2. The experience of a sinful desire is a sign and warning to us of an effort on the part of sin that resides within to create or exploit a possible disconnect in our relationship with God or Christ, which requires conscious care on our part.
3. The mere experience of sinful desire is not a defeat. It is the start of a battle that can be won by a renewal of the mind regarding the love of God in Christ, an examination of the reasons behind the possible frailty, and mortifying the flesh.
To repeat: Temptation to sin, even internal temptation, is not an act of culpable sinning. The fact of warfare between flesh and Spirit as we await reception of a resurrection body is not, in and of itself, a victory for sin operating in the flesh.
It is merely a fact of human existence so long as our spirit, infused by Christ's Spirit, is tethered to this "body of sin" (which is not of course to say that bodies are sinful qua bodies since we will one day be given a sinless resurrection body and indeed, per Gen 2-3, started with a body without sin). Through the sin of the first humans, sin entered human flesh or "adamic" bodies and dwells therein.
4. Guilty culpability for sinning first occurs when one acquiesces to a sinful desire, not at the point of initial experience and subsequent struggle. This acquiescence can occur in thought or in thought and deed.

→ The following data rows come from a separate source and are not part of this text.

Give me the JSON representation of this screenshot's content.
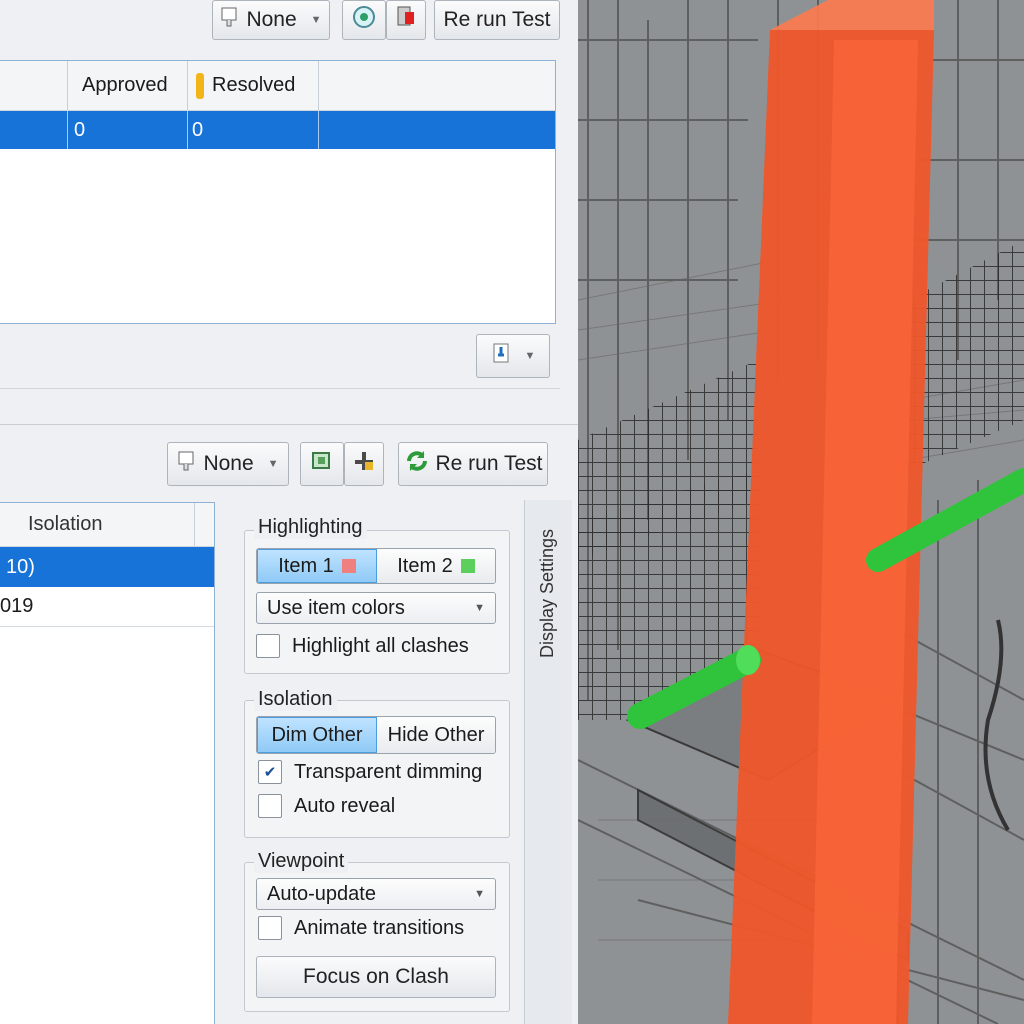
{
  "top_toolbar": {
    "filter_value": "None",
    "rerun_label": "Re run Test"
  },
  "results_table": {
    "columns": [
      "Approved",
      "Resolved"
    ],
    "rows": [
      [
        "0",
        "0"
      ]
    ]
  },
  "bottom_toolbar": {
    "filter_value": "None",
    "rerun_label": "Re run Test"
  },
  "clash_list": {
    "header": "Isolation",
    "rows": [
      "10)",
      "019"
    ]
  },
  "side_tab_label": "Display Settings",
  "highlighting": {
    "title": "Highlighting",
    "item1_label": "Item 1",
    "item2_label": "Item 2",
    "item1_color": "#f08080",
    "item2_color": "#5ccf5c",
    "color_mode": "Use item colors",
    "highlight_all_label": "Highlight all clashes",
    "highlight_all_checked": false
  },
  "isolation": {
    "title": "Isolation",
    "dim_label": "Dim Other",
    "hide_label": "Hide Other",
    "transparent_label": "Transparent dimming",
    "transparent_checked": true,
    "auto_reveal_label": "Auto reveal",
    "auto_reveal_checked": false
  },
  "viewpoint": {
    "title": "Viewpoint",
    "mode": "Auto-update",
    "animate_label": "Animate transitions",
    "animate_checked": false,
    "focus_label": "Focus on Clash"
  },
  "colors": {
    "selection": "#1773d8",
    "clash_column": "#f0562a",
    "pipe": "#2fc43c"
  }
}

5. Prior to any acquiescence to sinful desire, reflection (mind-renewal) and action (mortification, or putting to death, sinful fleshly desire) is required. But it is only when acquiescence takes place that repentance is required. This entails an admission of culpable defeat, an expression of regret, and a renewal of the mind that receives cleansing, empowerment, and a realization of God's loving embrace.
6. The goal of the church is restoration of the offender. That restoration can include even restoration to leadership after grievous sinful acts, properly repented, of which we have many examples in both Testaments.